Posts Tagged ‘kids’

The kids are painting well

November 10, 2010

I’ve been painting a fair bit with the kids lately. Here is a bunch of long out-of-print Harlequin Nightlings we’ve been painting. Once they’re done, it’s hard for me to tell which ones I’ve painted and which they have. As I’ve mentioned, we’ve used what I call the Velas Technique: stain painting over white primer, followed by a dip. It’s very forgiving to beginning painters, and the GW Devlin Mud wash makes a non-toxic, water clean up dip that even the kids can apply. We still have several Nightlings to paint, although right now my son and I are painting Primaeval Designs Woolly Mammoths and Neanderthals. He’s very much into prehistory, which is largely why I purchased them, and has repeatedly begged to paint for free, but I force him to take wages! “Son, if somebody offers you money to do something you really want to do, you say YES!”

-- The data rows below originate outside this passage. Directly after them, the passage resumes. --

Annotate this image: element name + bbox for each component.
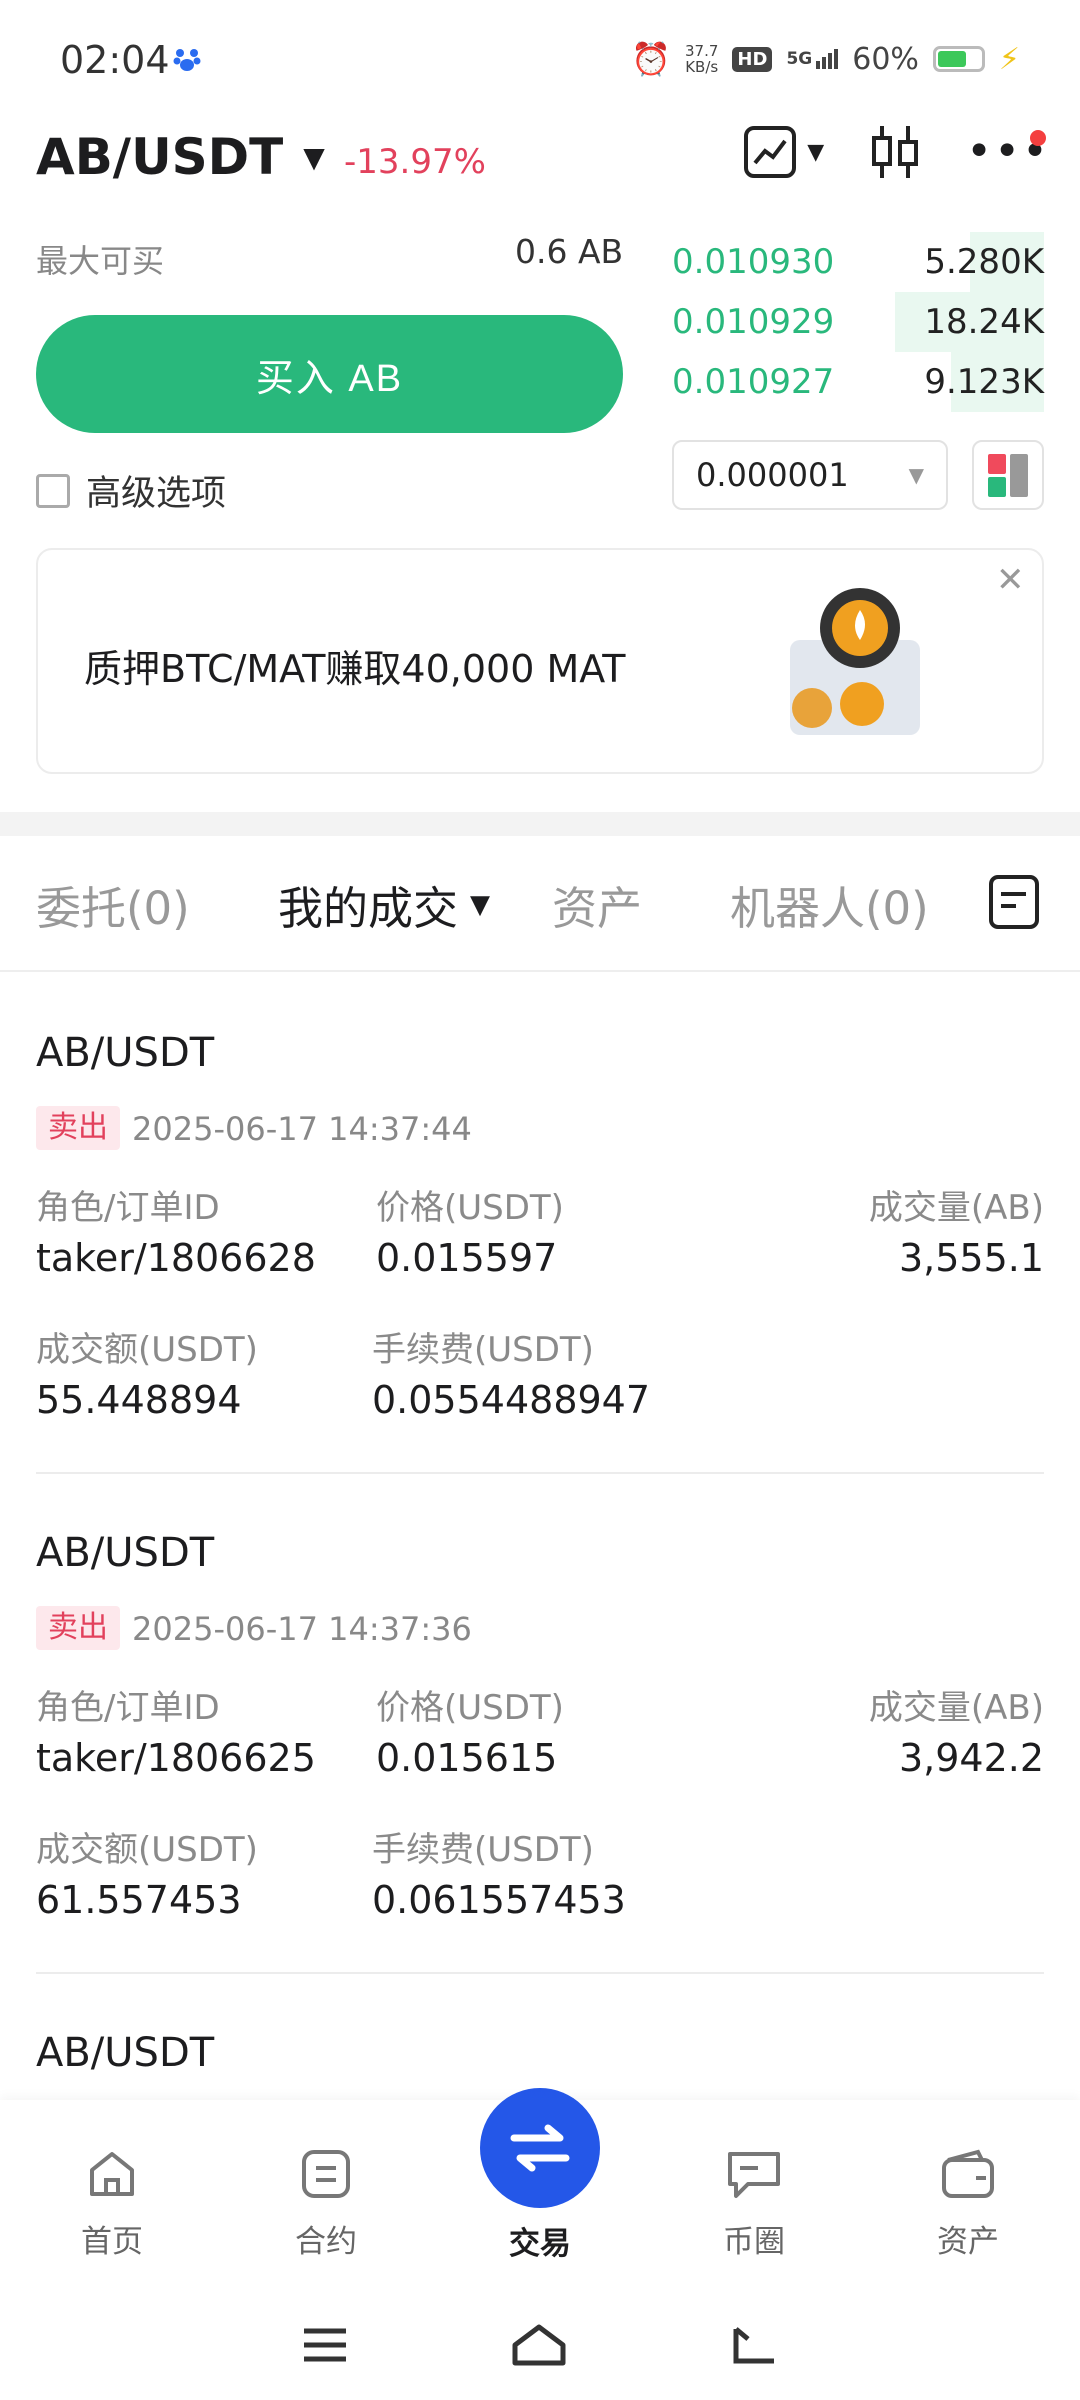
caret-down-icon: ▼	[470, 889, 491, 920]
wallet-icon	[942, 2149, 994, 2198]
alarm-icon: ⏰	[631, 40, 672, 78]
banner-text: 质押BTC/MAT赚取40,000 MAT	[84, 647, 626, 691]
fee-value: 0.061557453	[372, 1878, 626, 1922]
chart-button[interactable]: ▼	[743, 125, 824, 179]
advanced-checkbox[interactable]	[36, 473, 70, 508]
nav-community[interactable]: 币圈	[684, 2146, 824, 2261]
orderbook-row[interactable]: 0.010930 5.280K	[672, 232, 1044, 292]
price-label: 价格(USDT)	[376, 1188, 564, 1228]
amount-label: 成交额(USDT)	[36, 1830, 258, 1870]
tab-bots[interactable]: 机器人(0)	[730, 872, 929, 937]
pair-name: AB/USDT	[36, 128, 284, 186]
close-icon[interactable]: ✕	[996, 560, 1025, 600]
battery-percent: 60%	[852, 41, 919, 77]
amount-value: 61.557453	[36, 1878, 242, 1922]
orderbook-layout-button[interactable]	[972, 440, 1044, 510]
price-value: 0.015597	[376, 1236, 558, 1280]
volume-label: 成交量(AB)	[868, 1188, 1044, 1228]
trade-pair: AB/USDT	[36, 2030, 215, 2076]
amount-value: 55.448894	[36, 1378, 242, 1422]
role-value: taker/1806628	[36, 1236, 316, 1280]
buy-button[interactable]: 买入 AB	[36, 315, 623, 433]
trade-time: 2025-06-17 14:37:44	[132, 1110, 472, 1148]
volume-value: 3,555.1	[898, 1236, 1044, 1280]
trade-pair: AB/USDT	[36, 1030, 215, 1076]
baidu-paw-icon	[172, 44, 202, 74]
system-home-icon[interactable]	[509, 2321, 569, 2369]
precision-select[interactable]: 0.000001 ▼	[672, 440, 948, 510]
pair-selector[interactable]: AB/USDT ▼	[36, 128, 325, 186]
line-chart-icon	[744, 126, 797, 178]
orderbook-price: 0.010930	[672, 242, 835, 282]
amount-label: 成交额(USDT)	[36, 1330, 258, 1370]
volume-label: 成交量(AB)	[868, 1688, 1044, 1728]
tab-my-trades-label: 我的成交	[278, 882, 459, 935]
precision-value: 0.000001	[696, 456, 849, 494]
price-value: 0.015615	[376, 1736, 558, 1780]
order-history-icon[interactable]	[988, 874, 1040, 934]
net-speed: 37.7 KB/s	[685, 42, 719, 76]
fee-value: 0.0554488947	[372, 1378, 651, 1422]
tab-orders[interactable]: 委托(0)	[36, 872, 190, 937]
role-label: 角色/订单ID	[36, 1688, 220, 1728]
fee-label: 手续费(USDT)	[372, 1830, 594, 1870]
volume-value: 3,942.2	[898, 1736, 1044, 1780]
caret-down-icon: ▼	[908, 463, 924, 487]
system-nav-bar	[0, 2290, 1080, 2400]
charging-icon: ⚡	[998, 41, 1020, 77]
tab-assets[interactable]: 资产	[552, 872, 642, 937]
advanced-options[interactable]: 高级选项	[36, 465, 226, 516]
nav-home[interactable]: 首页	[42, 2146, 182, 2261]
max-buy-label: 最大可买	[36, 242, 165, 280]
side-badge: 卖出	[36, 1606, 120, 1650]
swap-arrows-icon	[510, 2124, 570, 2172]
chat-icon	[728, 2152, 780, 2198]
side-badge: 卖出	[36, 1106, 120, 1150]
tab-my-trades[interactable]: 我的成交 ▼	[278, 872, 490, 937]
menu-icon[interactable]	[300, 2325, 350, 2365]
hd-badge: HD	[732, 46, 773, 72]
layout-icon	[988, 454, 1028, 497]
staking-illustration	[780, 580, 980, 750]
contract-icon	[302, 2150, 350, 2198]
nav-trade-button[interactable]	[480, 2088, 600, 2208]
orderbook-price: 0.010927	[672, 362, 835, 402]
trade-time: 2025-06-17 14:37:36	[132, 1610, 472, 1648]
price-change: -13.97%	[344, 142, 486, 182]
nav-community-label: 币圈	[723, 2224, 785, 2260]
nav-trade-label[interactable]: 交易	[468, 2218, 612, 2263]
orderbook-qty: 9.123K	[924, 362, 1044, 402]
orderbook-row[interactable]: 0.010927 9.123K	[672, 352, 1044, 412]
nav-assets[interactable]: 资产	[898, 2146, 1038, 2261]
nav-assets-label: 资产	[937, 2224, 999, 2260]
nav-contract[interactable]: 合约	[256, 2146, 396, 2261]
signal-icon: 5G	[786, 49, 839, 69]
nav-contract-label: 合约	[295, 2224, 357, 2260]
battery-icon	[932, 46, 985, 72]
orderbook-qty: 5.280K	[924, 242, 1044, 282]
card-divider	[36, 1472, 1044, 1474]
chart-caret-icon: ▼	[807, 139, 825, 165]
status-time: 02:04	[60, 38, 170, 82]
price-label: 价格(USDT)	[376, 1688, 564, 1728]
role-label: 角色/订单ID	[36, 1188, 220, 1228]
orderbook-price: 0.010929	[672, 302, 835, 342]
orderbook-row[interactable]: 0.010929 18.24K	[672, 292, 1044, 352]
role-value: taker/1806625	[36, 1736, 316, 1780]
candlestick-icon[interactable]	[870, 124, 920, 180]
header-actions: ▼ •••	[743, 124, 1050, 180]
max-buy-value: 0.6 AB	[515, 232, 624, 271]
home-icon	[90, 2152, 134, 2196]
advanced-label: 高级选项	[86, 474, 227, 514]
fee-label: 手续费(USDT)	[372, 1330, 594, 1370]
section-divider	[0, 812, 1080, 836]
notification-dot	[1030, 130, 1046, 146]
back-icon[interactable]	[728, 2323, 780, 2367]
status-right: ⏰ 37.7 KB/s HD 5G 60% ⚡	[631, 40, 1020, 78]
orderbook-qty: 18.24K	[924, 302, 1044, 342]
card-divider	[36, 1972, 1044, 1974]
trade-pair: AB/USDT	[36, 1530, 215, 1576]
nav-home-label: 首页	[81, 2224, 143, 2260]
caret-down-icon: ▼	[303, 140, 325, 174]
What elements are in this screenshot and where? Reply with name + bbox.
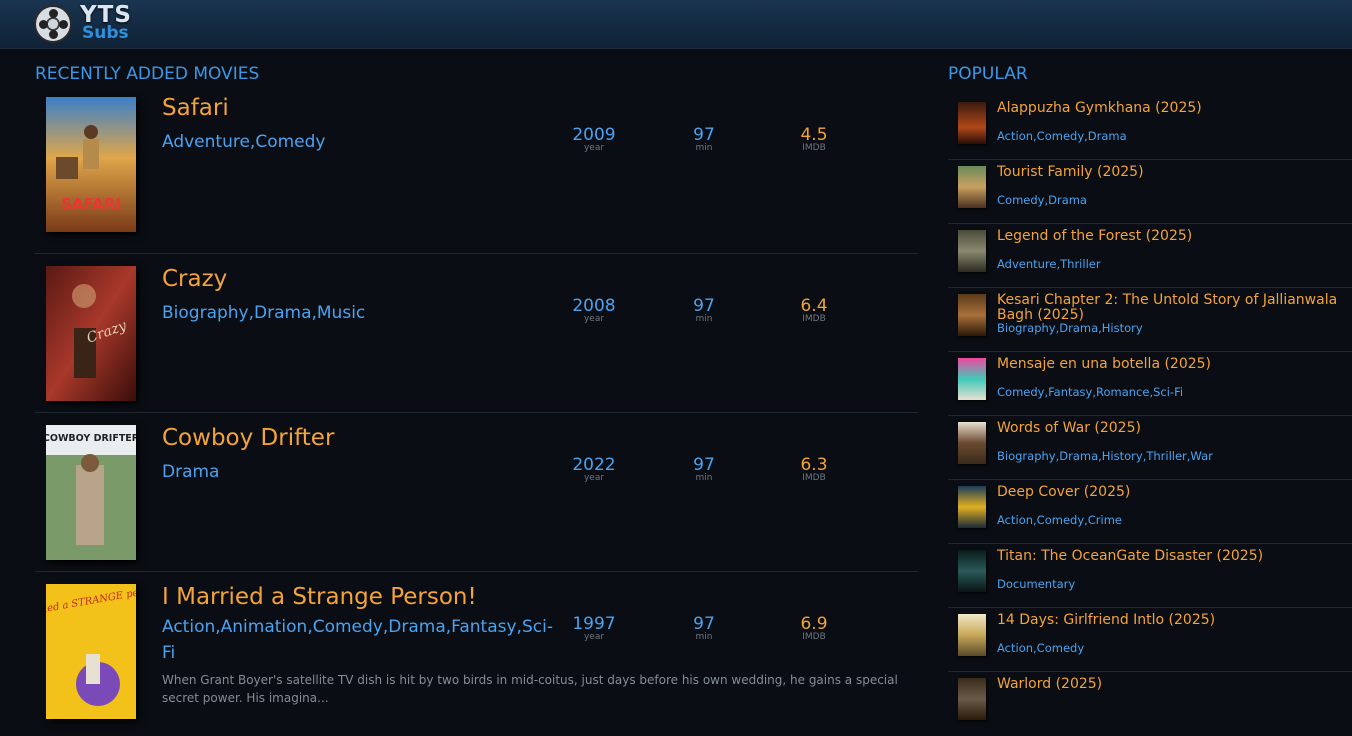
movie-title[interactable]: I Married a Strange Person! (162, 584, 477, 610)
poster-caption: SAFARI (61, 195, 121, 213)
movie-poster[interactable]: COWBOY DRIFTER (46, 425, 136, 560)
popular-thumbnail[interactable] (958, 358, 986, 400)
movie-title[interactable]: Crazy (162, 266, 227, 292)
popular-genres: Action,Comedy (997, 641, 1085, 655)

Harlequin Nightlings Harlequin Nightlings Harlequin Nightlings Harlequin Nightlings Harlequin Nightlings Harlequin Nightlings Harlequin Nightlings Harlequin Nightlings

…and I would have based it, too, if it weren’t for you meddling kids!

March 1, 2010

My last four stands of OG 15mm old glory CD early war German infantry are lying on table. Next to them lies four stands of HMGs. All are loose, though. Because somebody in this house has taken my @$%#ing glue. Yes, my glue. The one with “DAD’S GLUE! DO NOT TAKE!” written on it repeatedly in bold black Sharpie. It’s written thusly because harsh experience has shown my two older kids will TAKE my glue and, with callous disregard for me, not return it. I inevitably do not notice this until it is needed, late in the evening, once they are all asleep in bed, as I have been slaving away over the ungrateful little heathen all day. Frankly, I suspect another culprit in this heinous crime. The devious duo typically leave their ill-gotten goods in some easily found location. Yet I have scoured all the bedrooms and closets in the house with my pitiful iPod for a flashlight, and not discovered my glue anywhere. This leads me to believe that their mother has cleaned up the evidence of their crime behind them, and placed it in some godforsaken location where the kids’ art supplies are apparently kept. Like a mafia hitman, I always know when my wife has “cleaned something up,” as I never see hide nor hair of it ever again.